Thankfully, recent data have shown that we have started to see significant recovery in 2WW times and chemotherapy appointments across the health service. But the picture is mixed, with some cancer types, such as lung and colorectal cancer, faring worse than others. However, just getting back to normal isn’t good enough. The current data now suggest that we may need to be operating at 130 per cent of pre Covid-19 levels in order to address the backlog, the missing diagnoses and the delayed treatments.

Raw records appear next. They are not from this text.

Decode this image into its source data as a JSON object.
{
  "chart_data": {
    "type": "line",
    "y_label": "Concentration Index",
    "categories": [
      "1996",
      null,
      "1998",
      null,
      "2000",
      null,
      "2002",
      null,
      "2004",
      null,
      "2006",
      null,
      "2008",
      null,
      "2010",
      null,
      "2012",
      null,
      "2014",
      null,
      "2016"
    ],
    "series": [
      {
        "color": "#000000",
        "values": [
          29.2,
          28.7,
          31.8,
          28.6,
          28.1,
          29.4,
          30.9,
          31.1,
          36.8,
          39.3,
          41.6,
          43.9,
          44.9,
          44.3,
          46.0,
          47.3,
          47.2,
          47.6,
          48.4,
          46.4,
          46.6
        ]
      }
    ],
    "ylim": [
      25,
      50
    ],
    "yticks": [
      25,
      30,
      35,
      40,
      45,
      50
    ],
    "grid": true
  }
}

The value of up-to-date intelligence

As we enter a second wave of increased Covid cases and hospital admissions, the commitment from the Government that cancer services should not be affected is extremely welcome but must be adhered to. As is the national “Help Us Help You” campaign to encourage people to seek medical attention for worrying symptoms, which we strongly endorse.  

The Covid-19 emergency has proven the value of using real-time data to support health services and enable them to respond. There has been a common misconception that data collection needs to be complex, burdensome and requiring months of in-depth analysis to yield anything truly useful. The real-time data that we were collecting from cancer centres was, at the time, 12 to 14 weeks ahead of the national available data. The global pandemic clearly challenged the notion of waiting months for data, as by that stage it would be too late.

Real-time data has allowed us to see up-to-date intelligence, capturing not only the precipitous drop in urgent cancer referrals, but also the start of recovery of the urgent diagnostic and treatment pathways. It can also show regional variations across the UK which will be particularly important moving forward as the country is split into “tiers” of local restrictions which may impact on cancer services in different ways.

DATA-CAN is continuing to use real-time data to respond to the effects of the Covid-19 pandemic and develop informed solutions that can help mitigate the effects on cancer services. If used efficiently and effectively, data really can save lives.